|
|
|
|
Jewish World Review Jan 13.2005/ 3 Shevat, 5765
Nat Hentoff
Dissent within the ACLU
On July 31, The New York Times revealed in a front-page story that
executive director Anthony Romero had signed a certification that the
ACLU "does not knowingly employ individuals or contribute funds to
organizations found" on terrorism-related lists from the Justice, State
and Treasury departments. The ACLU had vigorously and publicly denounced
these error-prone lists.
Romero had signed the agreement without telling his board, let alone the
membership, in order to continue to receive an annual contribution from
the Combined Federal Campaign, a charity drive for federal employees and
military personnel which requires adherence to those lists.
When The New York Times broke that story, dissenting national board
members Michael Meyers and Wendy Kaminer protested vehemently and
publicly. As a result, many fellow members of the board treated them as
pariahs. Moreover, the top ACLU leadership successfully organized, as
punishment for his whistle-blowing, a drive to insure that Meyers would
not be re-elected to his other post on the ACLU's executive committee.
Immediately after the Times story detailing Romero's agreement to abide
by the watchlists, the executive director renounced the money from the
Combined Federal Campaign and led a lawsuit, joined by other public
interest organizations, against the requirement an action he should
have taken months before.
Then, on Dec. 18, another front-page story in The New York Times
reported that the ACLU "is using sophisticated technology to collect a
wide variety of information about its members and donors in a
fund-raising effort" notwithstanding "the organization's frequent
criticism of banks, corporations and government agencies for their
practice" of creating databanks, some eventually used for extensive
national security watchlists.
Unintimidated by previous criticisms from ACLU's leadership for her
whistle-blowing, Wendy Kaminer told the Times that "data-mining on
people without informing them (is) not illegal, but it is a violation of
our values. It is hypocrisy."
The admirably irrepressible Michael Meyers added: "If I give the ACLU
$20, I have not given them permission to investigate my partners, who
I'm married to, what they do, what my real estate holdings are, what my
wealth is, and who else I give my money to."

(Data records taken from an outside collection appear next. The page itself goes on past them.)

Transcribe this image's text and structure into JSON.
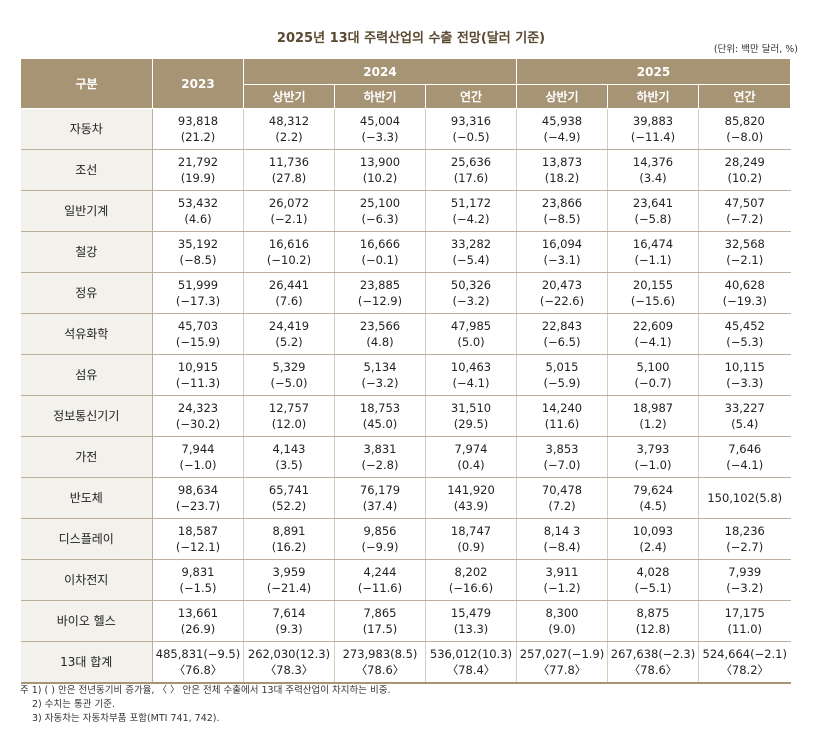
{
  "title": "2025년 13대 주력산업의 수출 전망(달러 기준)",
  "unit": "(단위: 백만 달러, %)",
  "headers": {
    "category": "구분",
    "y2023": "2023",
    "y2024": "2024",
    "y2025": "2025",
    "h1": "상반기",
    "h2": "하반기",
    "annual": "연간"
  },
  "rows": [
    {
      "name": "자동차",
      "cells": [
        [
          "93,818",
          "(21.2)"
        ],
        [
          "48,312",
          "(2.2)"
        ],
        [
          "45,004",
          "(−3.3)"
        ],
        [
          "93,316",
          "(−0.5)"
        ],
        [
          "45,938",
          "(−4.9)"
        ],
        [
          "39,883",
          "(−11.4)"
        ],
        [
          "85,820",
          "(−8.0)"
        ]
      ]
    },
    {
      "name": "조선",
      "cells": [
        [
          "21,792",
          "(19.9)"
        ],
        [
          "11,736",
          "(27.8)"
        ],
        [
          "13,900",
          "(10.2)"
        ],
        [
          "25,636",
          "(17.6)"
        ],
        [
          "13,873",
          "(18.2)"
        ],
        [
          "14,376",
          "(3.4)"
        ],
        [
          "28,249",
          "(10.2)"
        ]
      ]
    },
    {
      "name": "일반기계",
      "cells": [
        [
          "53,432",
          "(4.6)"
        ],
        [
          "26,072",
          "(−2.1)"
        ],
        [
          "25,100",
          "(−6.3)"
        ],
        [
          "51,172",
          "(−4.2)"
        ],
        [
          "23,866",
          "(−8.5)"
        ],
        [
          "23,641",
          "(−5.8)"
        ],
        [
          "47,507",
          "(−7.2)"
        ]
      ]
    },
    {
      "name": "철강",
      "cells": [
        [
          "35,192",
          "(−8.5)"
        ],
        [
          "16,616",
          "(−10.2)"
        ],
        [
          "16,666",
          "(−0.1)"
        ],
        [
          "33,282",
          "(−5.4)"
        ],
        [
          "16,094",
          "(−3.1)"
        ],
        [
          "16,474",
          "(−1.1)"
        ],
        [
          "32,568",
          "(−2.1)"
        ]
      ]
    },
    {
      "name": "정유",
      "cells": [
        [
          "51,999",
          "(−17.3)"
        ],
        [
          "26,441",
          "(7.6)"
        ],
        [
          "23,885",
          "(−12.9)"
        ],
        [
          "50,326",
          "(−3.2)"
        ],
        [
          "20,473",
          "(−22.6)"
        ],
        [
          "20,155",
          "(−15.6)"
        ],
        [
          "40,628",
          "(−19.3)"
        ]
      ]
    },
    {
      "name": "석유화학",
      "cells": [
        [
          "45,703",
          "(−15.9)"
        ],
        [
          "24,419",
          "(5.2)"
        ],
        [
          "23,566",
          "(4.8)"
        ],
        [
          "47,985",
          "(5.0)"
        ],
        [
          "22,843",
          "(−6.5)"
        ],
        [
          "22,609",
          "(−4.1)"
        ],
        [
          "45,452",
          "(−5.3)"
        ]
      ]
    },
    {
      "name": "섬유",
      "cells": [
        [
          "10,915",
          "(−11.3)"
        ],
        [
          "5,329",
          "(−5.0)"
        ],
        [
          "5,134",
          "(−3.2)"
        ],
        [
          "10,463",
          "(−4.1)"
        ],
        [
          "5,015",
          "(−5.9)"
        ],
        [
          "5,100",
          "(−0.7)"
        ],
        [
          "10,115",
          "(−3.3)"
        ]
      ]
    },
    {
      "name": "정보통신기기",
      "cells": [
        [
          "24,323",
          "(−30.2)"
        ],
        [
          "12,757",
          "(12.0)"
        ],
        [
          "18,753",
          "(45.0)"
        ],
        [
          "31,510",
          "(29.5)"
        ],
        [
          "14,240",
          "(11.6)"
        ],
        [
          "18,987",
          "(1.2)"
        ],
        [
          "33,227",
          "(5.4)"
        ]
      ]
    },
    {
      "name": "가전",
      "cells": [
        [
          "7,944",
          "(−1.0)"
        ],
        [
          "4,143",
          "(3.5)"
        ],
        [
          "3,831",
          "(−2.8)"
        ],
        [
          "7,974",
          "(0.4)"
        ],
        [
          "3,853",
          "(−7.0)"
        ],
        [
          "3,793",
          "(−1.0)"
        ],
        [
          "7,646",
          "(−4.1)"
        ]
      ]
    },
    {
      "name": "반도체",
      "cells": [
        [
          "98,634",
          "(−23.7)"
        ],
        [
          "65,741",
          "(52.2)"
        ],
        [
          "76,179",
          "(37.4)"
        ],
        [
          "141,920",
          "(43.9)"
        ],
        [
          "70,478",
          "(7.2)"
        ],
        [
          "79,624",
          "(4.5)"
        ],
        [
          "150,102(5.8)",
          ""
        ]
      ]
    },
    {
      "name": "디스플레이",
      "cells": [
        [
          "18,587",
          "(−12.1)"
        ],
        [
          "8,891",
          "(16.2)"
        ],
        [
          "9,856",
          "(−9.9)"
        ],
        [
          "18,747",
          "(0.9)"
        ],
        [
          "8,14 3",
          "(−8.4)"
        ],
        [
          "10,093",
          "(2.4)"
        ],
        [
          "18,236",
          "(−2.7)"
        ]
      ]
    },
    {
      "name": "이차전지",
      "cells": [
        [
          "9,831",
          "(−1.5)"
        ],
        [
          "3,959",
          "(−21.4)"
        ],
        [
          "4,244",
          "(−11.6)"
        ],
        [
          "8,202",
          "(−16.6)"
        ],
        [
          "3,911",
          "(−1.2)"
        ],
        [
          "4,028",
          "(−5.1)"
        ],
        [
          "7,939",
          "(−3.2)"
        ]
      ]
    },
    {
      "name": "바이오 헬스",
      "cells": [
        [
          "13,661",
          "(26.9)"
        ],
        [
          "7,614",
          "(9.3)"
        ],
        [
          "7,865",
          "(17.5)"
        ],
        [
          "15,479",
          "(13.3)"
        ],
        [
          "8,300",
          "(9.0)"
        ],
        [
          "8,875",
          "(12.8)"
        ],
        [
          "17,175",
          "(11.0)"
        ]
      ]
    },
    {
      "name": "13대 합계",
      "cells": [
        [
          "485,831(−9.5)",
          "〈76.8〉"
        ],
        [
          "262,030(12.3)",
          "〈78.3〉"
        ],
        [
          "273,983(8.5)",
          "〈78.6〉"
        ],
        [
          "536,012(10.3)",
          "〈78.4〉"
        ],
        [
          "257,027(−1.9)",
          "〈77.8〉"
        ],
        [
          "267,638(−2.3)",
          "〈78.6〉"
        ],
        [
          "524,664(−2.1)",
          "〈78.2〉"
        ]
      ]
    }
  ],
  "notes": [
    "주 1) ( ) 안은 전년동기비 증가율, 〈 〉 안은 전체 수출에서 13대 주력산업이 차지하는 비중.",
    "2) 수치는 통관 기준.",
    "3) 자동차는 자동차부품 포함(MTI 741, 742)."
  ]
}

In a press release after this second story on his resourceful
activities, Romero insisted that all this assiduously gathered
data-mined information on members and donors is kept entirely
confidential. Other data-miners have made the same pledge, which often
turns out to be illusory to the harm of those listed.
Because of their continued dissent against what they consider to be
Romero's bypassing of ACLU's principles, Meyers and Kaminer are now
being referred to by some national ACLU board members as "whistlepunks."
Those board members appear to believe that since the ACLU performs
essential Bill of Rights work as indeed it does it should be
immune from internal criticism. This view of dissent from within is not
shared by the ACLU's staff (with whom I come in continual contact, and
greatly respect).
An unintentionally amusing fallout from the ACLU leadership's disrespect
for the free speech of its internal heretics was a letter to Bill
Keller, executive editor of The New York Times, from Aryeh Neier, a
former executive director of the ACLU. With the endorsement of the ACLU
leadership, Neier upbraided the Times for placing the "minor dispute"
about databasing members and donors on its front page, and suggested the
newspaper "should seek an opportunity to make amends to the ACLU."
Keller told The New York Sun: "Maybe he meant that the Times should send
people over to the ACLU to give them back rubs, or that we should
remember them in our prayers. It would be offensive if (Neier) meant we
should publish flattering pieces about the ACLU ... I can't believe he
meant that."
My wish for the new year is that ACLU executive director Anthony Romero
and ACLU president Nadine Strossen will become more worthy of the
organization's staff and members, who know as ACLU founder Roger
Baldwin once told me that "no civil liberties battle is ever entirely
won." And so, the ACLU's unending work should not be clouded by its
leadership's assumption of infallibility.